C++ inference with MNIST classification model.

February 25, 2022 · View on GitHub

Introduction

This example demonstrates the workflow to train a classification model in Python and to execute it in C++. Although this example shows how to use it on Ubuntu 16.04 so far, a similar procedure should work on the other operating systems with little effort for the build scripts adapting to your OS. We will add some of more useful examples in the near future.

Install C++ libraries

Follow the installation manual of C++ utility library

Note: this example requires NNabla Python package also be installed.

Train a classification model in Python

At first, you will train an MNIST classification model in Python-side. The example scripts of the MNIST classification training are provided in NNabla Examples repository. Clone or download it, then you can run train a classification model by the following commands.

# at nnabla-examples/image-classification/mnist-collection/
python classification.py  # Optionally you can use -c cudnn option.

After training finishes, you can find a parameter file created in the tmp.monitor folder with name lenet_params_010000.h5

Create NNP file

In order to execute your trained model on C++ code, the trained model parameters must be converted to a NNabla file format (NNP) with a network definition. NNabla file format can store the information of network definitions, parameters, and executor settings etc. We provide an example script (found in this folder) which creates a NNP file from learned parameters and a Python script of model definition.

# at .
NNABLA_EXAMPLES_ROOT=<your local path to nnabla-examples> python save_nnp_classification.py

It reads parameter file, and creates a computation graph using loaded parameters. The computation graph is only used to dump the network structure into NNP file.

    runtime_contents = {
        'networks': [
            {'name': 'runtime',
             'batch_size': args.batch_size,
             'outputs': {'y': pred},
             'names': {'x': image}}],
        'executors': [
            {'name': 'runtime',
             'network': 'runtime',
             'data': ['x'],
             'output': ['y']}]}
    nn.utils.save.save(nnp_file, runtime_contents)

In the above code, the network structure containing parameters and the execution configuration is saved into the NNP file lenet_010000.nnp. The contents is described in a JSON like format. In the networks field, you add a network with a name of runtime. It has a default batch size. The computation graph can be set by the output variable pred in the outputs field. At the same time, the output variable pred of the computation graph is registered as a name y. To query an input or intermediate variable in the computation graph via the C++ interface, you should set a filed names in a format of {<name>: <Variable>}.

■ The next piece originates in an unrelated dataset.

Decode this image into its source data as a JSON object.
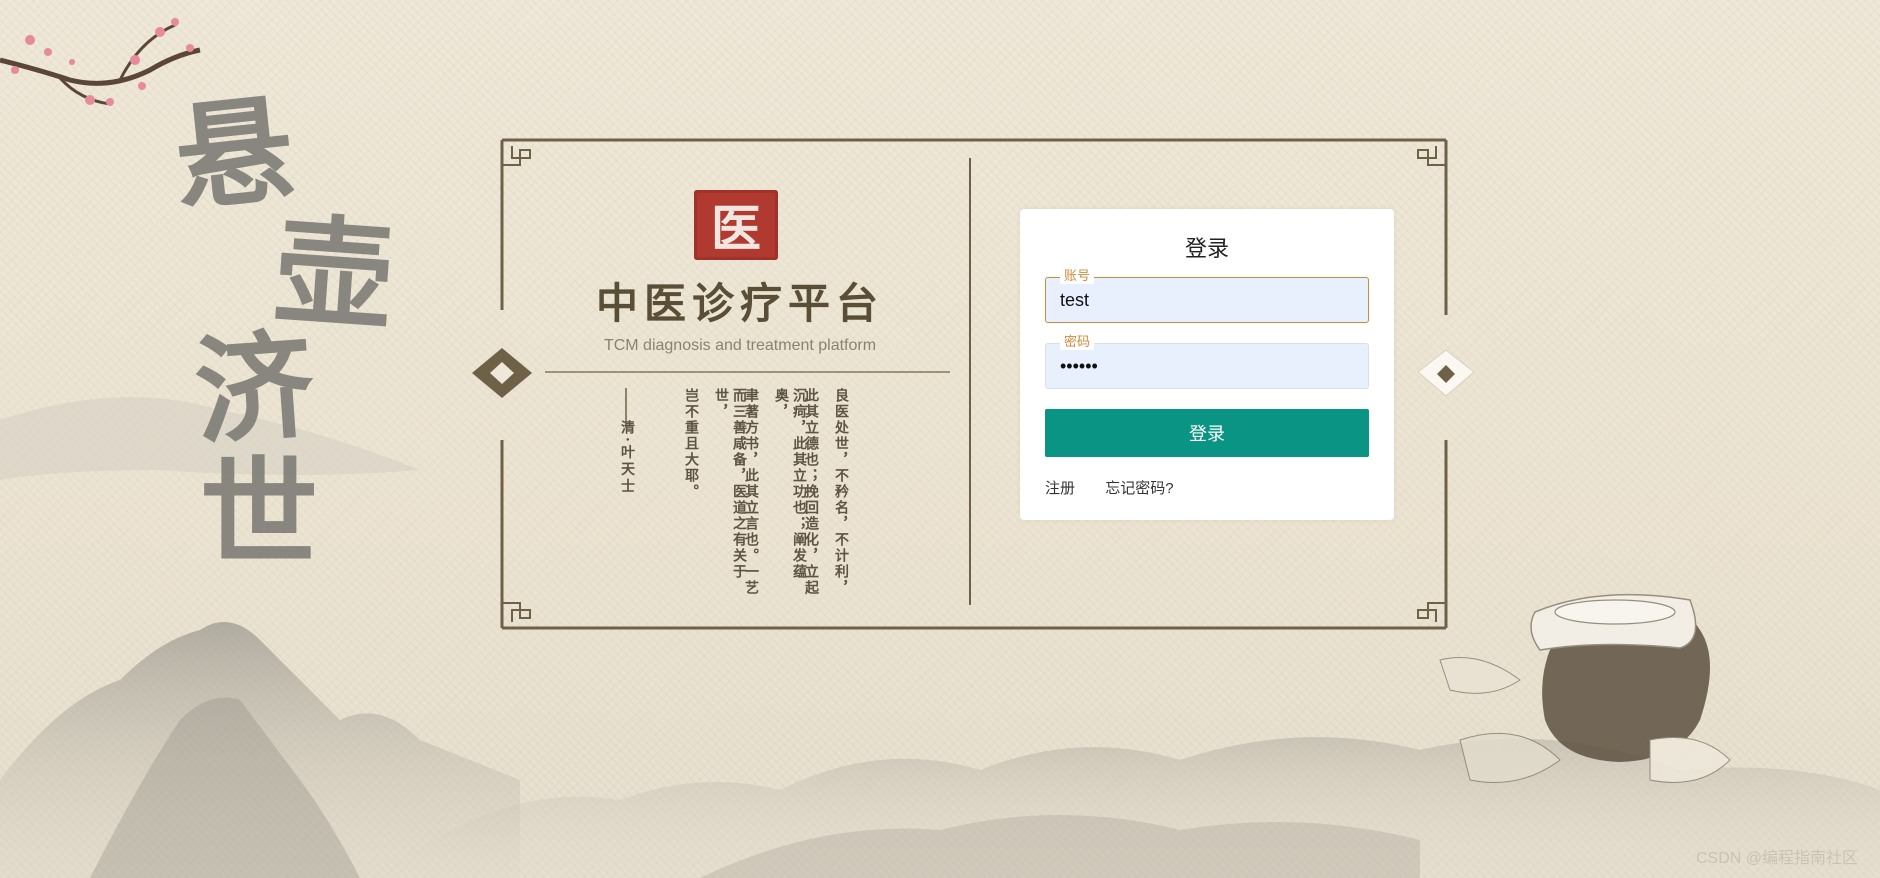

The named variables in the network are referenced by the executors config. The executor config is used in C++ for executing a network in a more simpler way. The executor runtime is added where the network runtime is executed. The input and output variables are specified by names that are registered in the networks field.

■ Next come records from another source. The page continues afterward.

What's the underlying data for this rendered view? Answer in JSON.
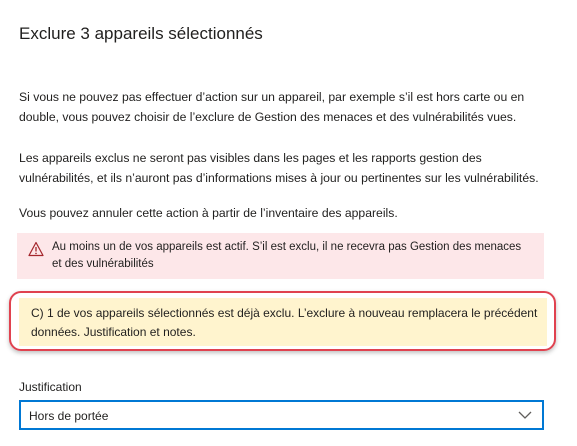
{
  "dialog": {
    "title": "Exclure 3 appareils sélectionnés",
    "paragraphs": [
      "Si vous ne pouvez pas effectuer d’action sur un appareil, par exemple s’il est hors carte ou en double, vous pouvez choisir de l’exclure de Gestion des menaces et des vulnérabilités vues.",
      "Les appareils exclus ne seront pas visibles dans les pages et les rapports gestion des vulnérabilités, et ils n’auront pas d’informations mises à jour ou pertinentes sur les vulnérabilités.",
      "Vous pouvez annuler cette action à partir de l’inventaire des appareils."
    ],
    "warning": {
      "icon": "warning-triangle-icon",
      "text": "Au moins un de vos appareils est actif. S’il est exclu, il ne recevra pas Gestion des menaces et des vulnérabilités",
      "background": "#fde7e9",
      "icon_color": "#a4262c"
    },
    "info": {
      "text": "C) 1 de vos appareils sélectionnés est déjà exclu. L’exclure à nouveau remplacera le précédent données. Justification et notes.",
      "background": "#fff4ce",
      "highlight_color": "#e0424f"
    },
    "justification": {
      "label": "Justification",
      "selected": "Hors de portée",
      "icon": "chevron-down-icon",
      "border_color": "#0078d4"
    }
  }
}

Build MNIST inference example C++ code

You can find an executable file 'mnist_runtime' under the build directory located at nnabla/build/bin. If you want to build it yourself using Makefile you can refer to the following process in linux environments. Also you can build an executable file 'mnist_runtime_cuda', that is not in the build directory, by following process.

make

The above command generates an executable mnist_runtime at the current directly.

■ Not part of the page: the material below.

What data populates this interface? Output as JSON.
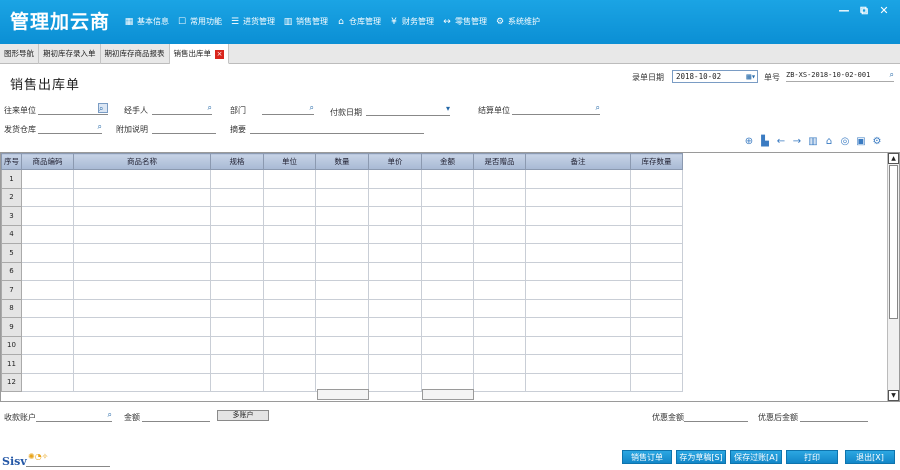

The build file GNUmakefile is really simple. It links libnnabla.so and libnnabla_utils.so with the executable generated from mnist_runtime.cpp, and compiles with C++14 option -std=c++14.

CUDA_VERSION_SUFFIX=-102_8 make cuda

CUDA_VERSION_SUFFIX depends on the cuda library version you are using, you may check it in /usr/local/lib.

You can also compile an executable mnist_runtime_cuda that runs computation on your CUDA device by the above command if you install nnabla-ext-cuda in a right path. See GNUmakefile for details.

Execute handwritten digit classification

By running the generated example with no argument, you can see the usage documentation.

./mnist_runtime

Output:

Usage: ./mnist_runtime nnp_file input_pgm

Positional arguments:
  nnp_file  : .nnp file created by examples/vision/mnist/save_nnp_classification.py.
  input_pgm : PGM (P5) file of a 28 x 28 image where pixel values < 256.

Sample images that I created using GIMP editor are located in this folder.

0	1	2	3	4	5	6	7	8	9

The following command executes image classification with the trained model lenet_010000.nnp given an input image.

./mnist_runtime lenet_010000.nnp 5.pgm

The output shows it makes a prediction. In my case, it's correct.

Prediction scores: -24.1875 -14.0103 -13.2646 7.52215 -13.7401 31.1683 -0.501035 -4.69472 6.2626 1.87513
Prediction: 5

NOTE: The recognition performance is not perfect for the real hand-written digit images (i.e. the digit images contained in this example). For example, it often misclassifies the digit 6 as 5.

Walk through the example code

Add include for the NNabla header files.

#include <nbla/logger.hpp>
#include <nbla_utils/nnp.hpp>

Create a execution engine context. Following configuration enables our cached (memory pool) cpu array as array backend.

nbla::Context ctx{"cpu", "CpuCachedArray", "0", "default"};

Create Nnp object with the default context.

nbla::utils::nnp::Nnp nnp(ctx);

Set nnp file to the Nnp object. It immediately parses the file format and stores the extracted info.

nnp.add(nnp_file);

Get an executor instance. The above save_nnp_classification.py script saved an executor named runtime.

auto executor = nnp.get_executor("runtime");

Overwrite batch size as 1. This example always takes input for each image.

executor->set_batch_size(1); // Use batch_size = 1.

Get input data as a CPU array. See computation_graph/variable.hpp and variable.hpp for API manual written in the headers.

nbla::CgVariablePtr x = executor->get_data_variables().at(0).variable;
uint8_t *data = x->variable()->cast_data_and_get_pointer<uint8_t>(ctx);

Read input pgm file and store image data into the CPU array. The read_pgm_mnist is implemented above the main function.

read_pgm_mnist(input_bin, data);

Execute prediction.

executor->execute();

Get output as an CPU array.

nbla::CgVariablePtr y = executor->get_output_variables().at(0).variable;
const float *y_data = y->variable()->get_data_pointer<float>(ctx);

Show prediction scores and the most likely predicted number of the input image.

int prediction = 0;
float max_score = -1e10;
std::cout << "Prediction scores:";
for (int i = 0; i < 10; i++) {
  if (y_data[i] > max_score) {
	prediction = i;
	max_score = y_data[i];
  }
  std::cout << " " << std::setw(5) << y_data[i];
}
std::cout << std::endl;
std::cout << "Prediction: " << prediction << std::endl;